TrickBot Trojan first made its appearance in 2014 and it was classified as a banking trojan at that time. Then, it extended its actions and used them to spread malware distributed also via Emotet malware in 2017. It was created to gain access to private information such as social security numbers, credit card info, and credentials.
What Does This New Version of Trickbot Trojan Do?
The New Version of TrickBot Trojan Module follows the Zeus pattern, researchers explained.
Due to Zeus having been the gold standard for banking malware, Zeus-style webinjects are extremely popular. (…) It is not uncommon for other malware families to support Zeus-style webinject syntax for cross-compatibility (4Zloader, 5Citadel, to name a few).
TrickBot Trojan used to work via redirected links through its web-injecting module. A user could access a usual banking site and be immediately redirected to a malicious one belonging to threat actors. This functioned through 2 types of web injections, one was static and the other was dynamic. The static one could lead the user to the hacker’s website where his credentials were stolen, while the dynamic function worked a little bit more complex in a transparent way, the command and control server of TrickBot receiving the server response, the source being changed and filled in with malware and then returned to the user as though there was nothing wrong.
The new TrickBot Trojan version has a Zeus embedded flavor and it’s named injectDll. As Threatpost describes, it works like this:
- Local SOCKS servers are used;
- Threat actors carry out the web injection by proxying traffic through the above-mentioned servers and a packed payload is injected into the user’s browser;
- They modify the traffic that streams through the listening SOCKS proxy;
- This happens when users visit malicious URLs that are hardcoded into the module;
- This can be done through socket APIs and ‘CertVerifyCertificateChainPolicy’ and ‘CertGetCertificateChain’ that block any certification errors, thus the victims receive an accurate response;
- Thus, a self-signed TLS certificate is created that adjoins their certificate store.

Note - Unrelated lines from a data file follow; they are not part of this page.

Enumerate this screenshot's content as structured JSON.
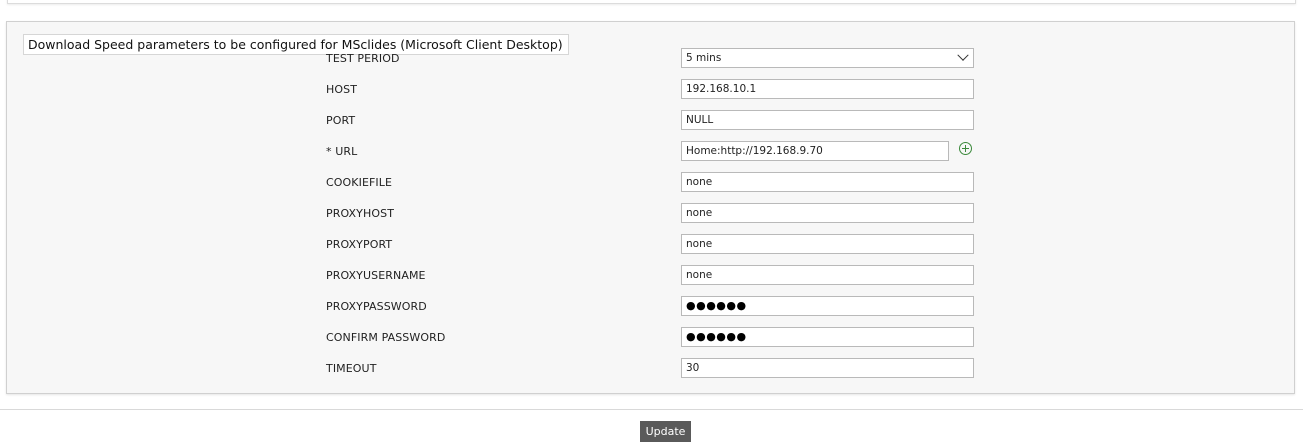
{
  "legend": "Download Speed parameters to be configured for MSclides (Microsoft Client Desktop)",
  "fields": {
    "test_period": {
      "label": "TEST PERIOD",
      "value": "5 mins"
    },
    "host": {
      "label": "HOST",
      "value": "192.168.10.1"
    },
    "port": {
      "label": "PORT",
      "value": "NULL"
    },
    "url": {
      "label": "* URL",
      "value": "Home:http://192.168.9.70"
    },
    "cookiefile": {
      "label": "COOKIEFILE",
      "value": "none"
    },
    "proxyhost": {
      "label": "PROXYHOST",
      "value": "none"
    },
    "proxyport": {
      "label": "PROXYPORT",
      "value": "none"
    },
    "proxyusername": {
      "label": "PROXYUSERNAME",
      "value": "none"
    },
    "proxypassword": {
      "label": "PROXYPASSWORD",
      "value": "●●●●●●"
    },
    "confirm_password": {
      "label": "CONFIRM PASSWORD",
      "value": "●●●●●●"
    },
    "timeout": {
      "label": "TIMEOUT",
      "value": "30"
    }
  },
  "icons": {
    "add_url": "add-circle-icon",
    "dropdown": "chevron-down-icon"
  },
  "colors": {
    "button_bg": "#5a5a5a",
    "add_icon": "#3c8a3c"
  },
  "actions": {
    "update_label": "Update"
  }
}
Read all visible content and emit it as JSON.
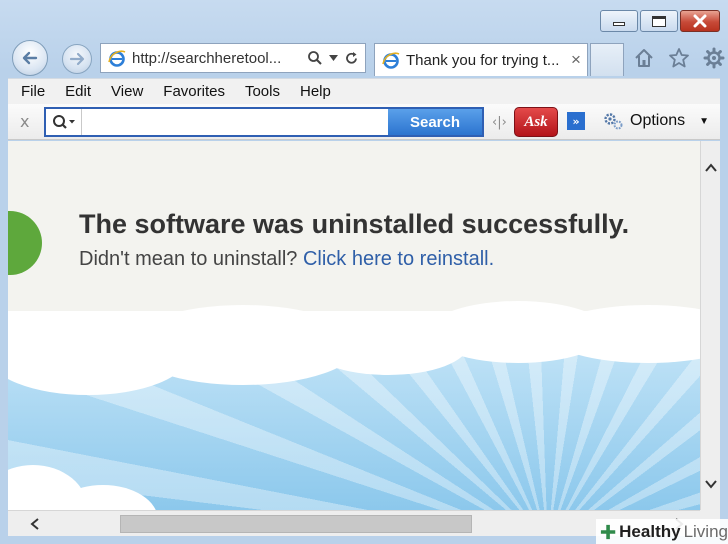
{
  "window": {
    "caption_buttons": [
      "minimize",
      "maximize",
      "close"
    ]
  },
  "navigation": {
    "address": "http://searchheretool...",
    "address_tools": [
      "search-icon",
      "dropdown-arrow",
      "refresh-icon"
    ],
    "tab_title": "Thank you for trying t...",
    "tab_close": "×",
    "right_icons": [
      "home-icon",
      "favorites-star-icon",
      "settings-gear-icon"
    ]
  },
  "menu": {
    "items": [
      {
        "label": "File"
      },
      {
        "label": "Edit"
      },
      {
        "label": "View"
      },
      {
        "label": "Favorites"
      },
      {
        "label": "Tools"
      },
      {
        "label": "Help"
      }
    ]
  },
  "ask_toolbar": {
    "close": "x",
    "search_value": "",
    "search_button": "Search",
    "logo": "Ask",
    "more": "»",
    "options_label": "Options",
    "options_caret": "▼",
    "colors": {
      "search_border": "#2f5fb3",
      "button": "#3d86dc",
      "logo": "#c81e24"
    }
  },
  "page": {
    "headline": "The software was uninstalled successfully.",
    "subline_prefix": "Didn't mean to uninstall?",
    "reinstall_link": "Click here to reinstall.",
    "colors": {
      "banner_bg": "#f3f3ef",
      "link": "#2f5fa8",
      "accent_green": "#5ea83c",
      "sky": "#a8d6f1"
    }
  },
  "watermark": {
    "bold": "Healthy",
    "light": "Living"
  }
}
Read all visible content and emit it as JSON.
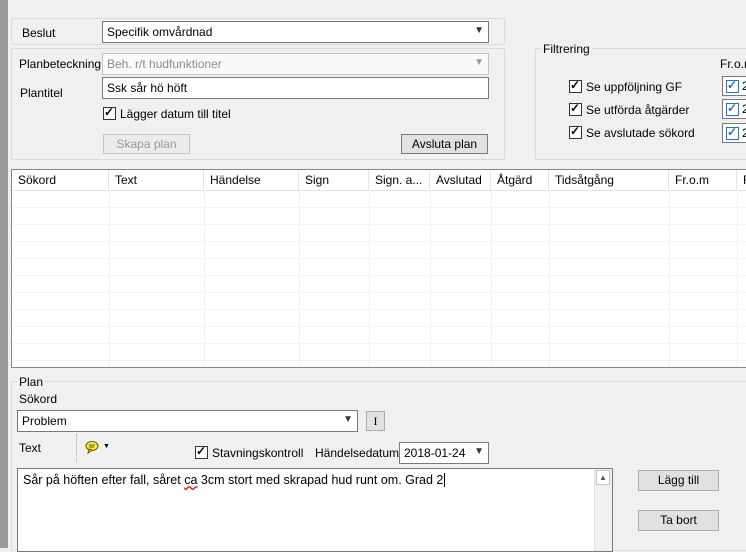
{
  "beslut": {
    "label": "Beslut",
    "value": "Specifik omvårdnad"
  },
  "planbeteckning": {
    "label": "Planbeteckning",
    "value": "Beh. r/t hudfunktioner"
  },
  "plantitel": {
    "label": "Plantitel",
    "value": "Ssk sår hö höft"
  },
  "datum_checkbox": {
    "label": "Lägger datum till titel",
    "checked": true
  },
  "buttons": {
    "skapa_plan": "Skapa plan",
    "avsluta_plan": "Avsluta plan",
    "lagg_till": "Lägg till",
    "ta_bort": "Ta bort",
    "format": "I"
  },
  "filtrering": {
    "title": "Filtrering",
    "from_label": "Fr.o.m",
    "items": [
      {
        "label": "Se uppföljning GF",
        "checked": true
      },
      {
        "label": "Se utförda åtgärder",
        "checked": true
      },
      {
        "label": "Se avslutade sökord",
        "checked": true
      }
    ],
    "right_checks": [
      "2",
      "2",
      "2"
    ]
  },
  "grid": {
    "columns": [
      "Sökord",
      "Text",
      "Händelse",
      "Sign",
      "Sign. a...",
      "Avslutad",
      "Åtgärd",
      "Tidsåtgång",
      "Fr.o.m",
      "F"
    ]
  },
  "plan": {
    "title": "Plan",
    "sokord_label": "Sökord",
    "sokord_value": "Problem",
    "text_label": "Text",
    "stavning_label": "Stavningskontroll",
    "stavning_checked": true,
    "handelsedatum_label": "Händelsedatum",
    "handelsedatum_value": "2018-01-24",
    "text_value_before": "Sår på höften efter fall, såret ",
    "text_value_underlined": "ca",
    "text_value_after": " 3cm stort med skrapad hud runt om. Grad 2"
  },
  "icons": {
    "comment_icon": "speech-bubble-icon",
    "dropdown": "chevron-down-icon"
  }
}
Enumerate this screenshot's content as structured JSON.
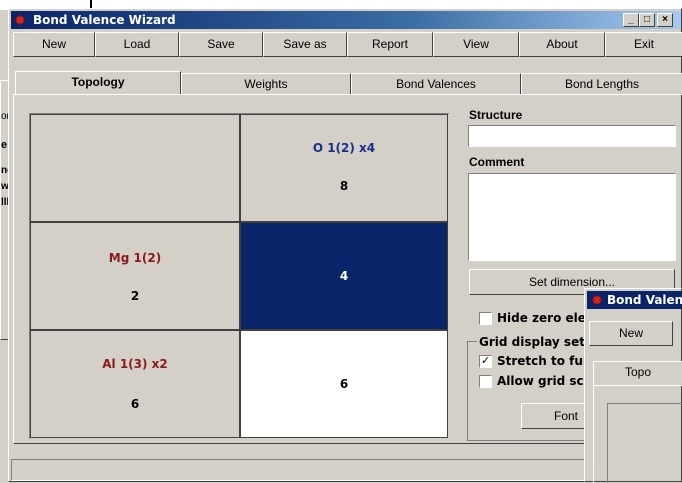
{
  "window": {
    "title": "Bond Valence Wizard",
    "minimize": "_",
    "maximize": "□",
    "close": "×"
  },
  "menu": {
    "new": "New",
    "load": "Load",
    "save": "Save",
    "save_as": "Save as",
    "report": "Report",
    "view": "View",
    "about": "About",
    "exit": "Exit"
  },
  "tabs": [
    "Topology",
    "Weights",
    "Bond Valences",
    "Bond Lengths"
  ],
  "grid": {
    "column_header": {
      "name": "O 1(2) x4",
      "value": "8"
    },
    "rows": [
      {
        "name": "Mg 1(2)",
        "value": "2",
        "cell": "4"
      },
      {
        "name": "Al 1(3) x2",
        "value": "6",
        "cell": "6"
      }
    ]
  },
  "right_panel": {
    "structure_label": "Structure",
    "structure_value": "",
    "comment_label": "Comment",
    "comment_value": "",
    "set_dimension": "Set dimension...",
    "hide_zero": "Hide zero ele",
    "hide_zero_checked": false,
    "grid_display_group": "Grid display set",
    "stretch": "Stretch to ful",
    "stretch_checked": true,
    "allow_scroll": "Allow grid scr",
    "allow_scroll_checked": false,
    "font_button": "Font"
  },
  "second_window": {
    "title": "Bond Valen",
    "new_button": "New",
    "tab": "Topo"
  },
  "left_fragments": [
    "or",
    "e",
    "ng",
    "wi",
    "lll"
  ],
  "colors": {
    "header_text": "#1a2e8a",
    "row_text": "#8b1a1a",
    "selected_cell": "#0a246a",
    "titlebar": "#0a246a"
  }
}
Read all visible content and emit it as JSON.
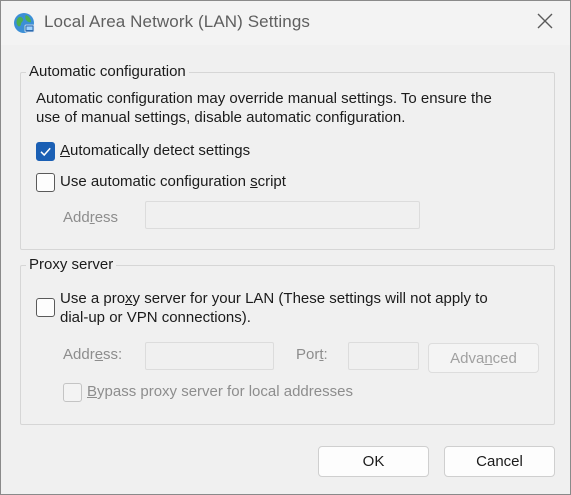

This is an additional dynamic way to perform the web injection where malevolent code is inserted into the banking websites. TrickBot Trojan is being said to have similarities in code with the IcedID Banking Trojan too.
Since June 2021, TrickBot has been seen pushing a new module on infected computers. The new module contains a revamped version of its old banking component that tries to intercept credentials for e-banking websites.